Why, do you think it’s a bit too short? *Laughs*
Concise. But in an effective way. It makes you want to play it back again straight away.
That’s a compliment then! We were certainly careful not to repeat ourselves; we made sure that the songs we chose said what we wanted to say and didn’t take it any further.
There’s also a theme of looking for change on the record: searching for the positive and asking whether, to borrow directly from a song title, we ‘need something new’. It’s something that perhaps strikes a raw nerve because we seem to be asking that question a lot as a society nowadays – you link it with British politics, for example, and the change offered by Jeremy Corbyn.
Yeah, I understand why it might resonate with people. I think it’s definitely something to do with a general fed-up feeling, particularly from the youth today. It is a positive record though. The thing is: for positivity to grow, you first need to identify what’s wrong. And once you’ve found that, you can’t afford to drown in what’s wrong or complain too much about it – just change it.
There is almost a therapy-style of discourse present at times. On ‘Sad Person’, you talk about taking sadness for a ride, questioning everything, never being satisfied. I guess that’s where the album feels at its most personal.
Absolutely. ‘Sad Person’ is about me, and when I first showed the lyrics to the girls they laughed and told me it was like I was insulting myself for being sad; however, in my head, there’s no bigger insult than being told that I’m sad. So yeah, sometimes you have to be negative to become positive. It’s about being honest, because if you feel unhappy about something but just decide to smile about it and not tackle it – then, I’m sorry, but you’re a muppet.
Can you remember when you first decided that you wanted to make music?
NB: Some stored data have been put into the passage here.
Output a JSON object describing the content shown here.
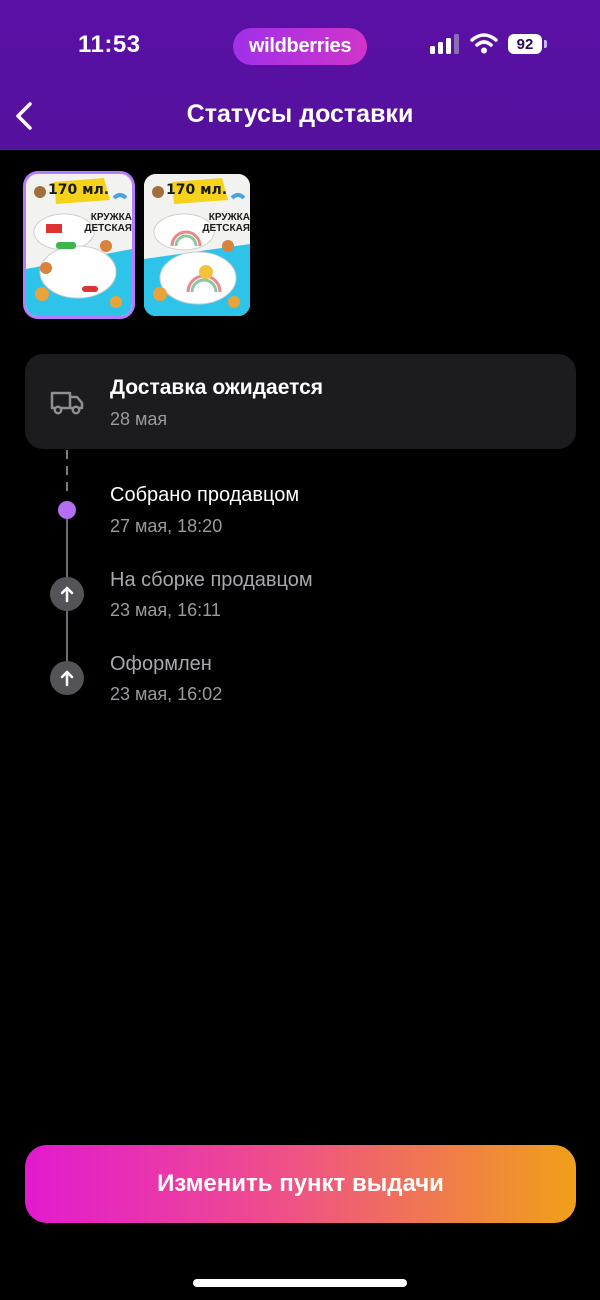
{
  "status_bar": {
    "time": "11:53",
    "brand": "wildberries",
    "battery": "92",
    "icons": [
      "signal-icon",
      "wifi-icon",
      "battery-icon"
    ]
  },
  "header": {
    "title": "Статусы доставки",
    "back_icon": "chevron-left-icon"
  },
  "products": [
    {
      "size_label": "170 мл.",
      "name": "КРУЖКА ДЕТСКАЯ",
      "selected": true
    },
    {
      "size_label": "170 мл.",
      "name": "КРУЖКА ДЕТСКАЯ",
      "selected": false
    }
  ],
  "delivery": {
    "icon": "truck-icon",
    "title": "Доставка ожидается",
    "date": "28 мая"
  },
  "timeline": [
    {
      "title": "Собрано продавцом",
      "date": "27 мая, 18:20",
      "state": "current"
    },
    {
      "title": "На сборке продавцом",
      "date": "23 мая, 16:11",
      "state": "done"
    },
    {
      "title": "Оформлен",
      "date": "23 мая, 16:02",
      "state": "done"
    }
  ],
  "actions": {
    "change_pickup_label": "Изменить пункт выдачи"
  },
  "colors": {
    "header_bg": "#5b10a6",
    "accent": "#b36ef2",
    "button_gradient": [
      "#e21ad0",
      "#ef4d8c",
      "#f0a019"
    ]
  }
}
I can remember learning music at around eight years old, and I can’t really explain it, but I knew that I just wanted to learn and play. I used to listen to a lot of jazz, and I can particularly remember loving Nina Simone.
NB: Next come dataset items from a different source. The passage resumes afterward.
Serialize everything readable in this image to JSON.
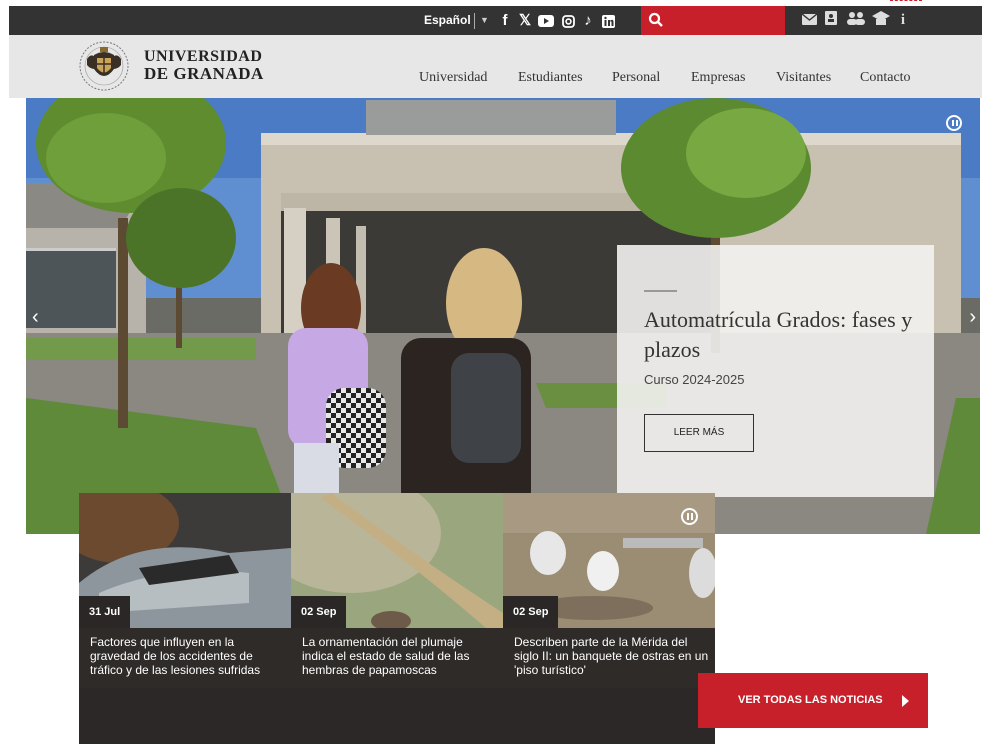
{
  "topbar": {
    "language": "Español",
    "social_icons": [
      "facebook-icon",
      "x-icon",
      "youtube-icon",
      "instagram-icon",
      "tiktok-icon",
      "linkedin-icon"
    ],
    "right_icons": [
      "mail-icon",
      "directory-icon",
      "people-icon",
      "school-icon",
      "info-icon"
    ],
    "accent": "#c8202b"
  },
  "header": {
    "logo_line1": "UNIVERSIDAD",
    "logo_line2": "DE GRANADA",
    "nav": [
      "Universidad",
      "Estudiantes",
      "Personal",
      "Empresas",
      "Visitantes",
      "Contacto"
    ]
  },
  "hero": {
    "title": "Automatrícula Grados: fases y plazos",
    "subtitle": "Curso 2024-2025",
    "button": "LEER MÁS"
  },
  "news": [
    {
      "date": "31 Jul",
      "text": "Factores que influyen en la gravedad de los accidentes de tráfico y de las lesiones sufridas"
    },
    {
      "date": "02 Sep",
      "text": "La ornamentación del plumaje indica el estado de salud de las hembras de papamoscas"
    },
    {
      "date": "02 Sep",
      "text": "Describen parte de la Mérida del siglo II: un banquete de ostras en un 'piso turístico'"
    }
  ],
  "all_news_button": "VER TODAS LAS NOTICIAS"
}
Were you from a musical background?
No, not so much. Both of my parents were in theatre. My father was actually a drama teacher and I went to drama school, but I was also educated in music.
Is that what inspires the sense of theatre in Savages’ performances?
Yeah, because I grew up in the theatre world, I guess it’s all in my blood. But all of us as a band understand the importance of performance. When we first got together we would watch bands who were not performing for the people, but for themselves and A&R labels. That was really sad to see. We’re not here to chase anything; and I think people know what they see is genuine.
Speaking of live performances, I really enjoyed your Bowie tribute. His music obviously had a lot of impact on yourself and the rest of the band. What, for you, is his legacy?
His legacy was in everything that he did, a true artist every step of the way. He obviously gave us his image and his music, but he also gave us his integrity, especially in his final two records.
There’s a spoken word segment at the beginning of a session video you filmed recently with Antoine Carlier. It’s a powerful piece and one line in particular stood out for me: ‘You need all the energy you’ve got; you won’t find it in drugs and alcohol… there are many more ways to get fucked up and high.’ Considering the industry you’re in, that’s an interesting statement. Is music your drug?
Um, music certainly has a transcendent power; I don’t need drugs or alcohol to lose myself in it and that’s certainly empowering. Of course, there are some moronic attitudes towards drugs, especially in the industry in which we are in, but we’ve got an awareness of ourselves and also our responsibility to others.
Finally, you’ll be touring the festival circuit this summer. Is there anywhere in particular you’re looking forward to visiting?
I’m really looking forward to performing at Primavera Festival, but particularly the one in Porto – that’s a really amazing event.
And will there be the potential of some new material being played at any of these dates?
I don’t know! The new album has only recently come out, right? So hopefully that’s enough for now.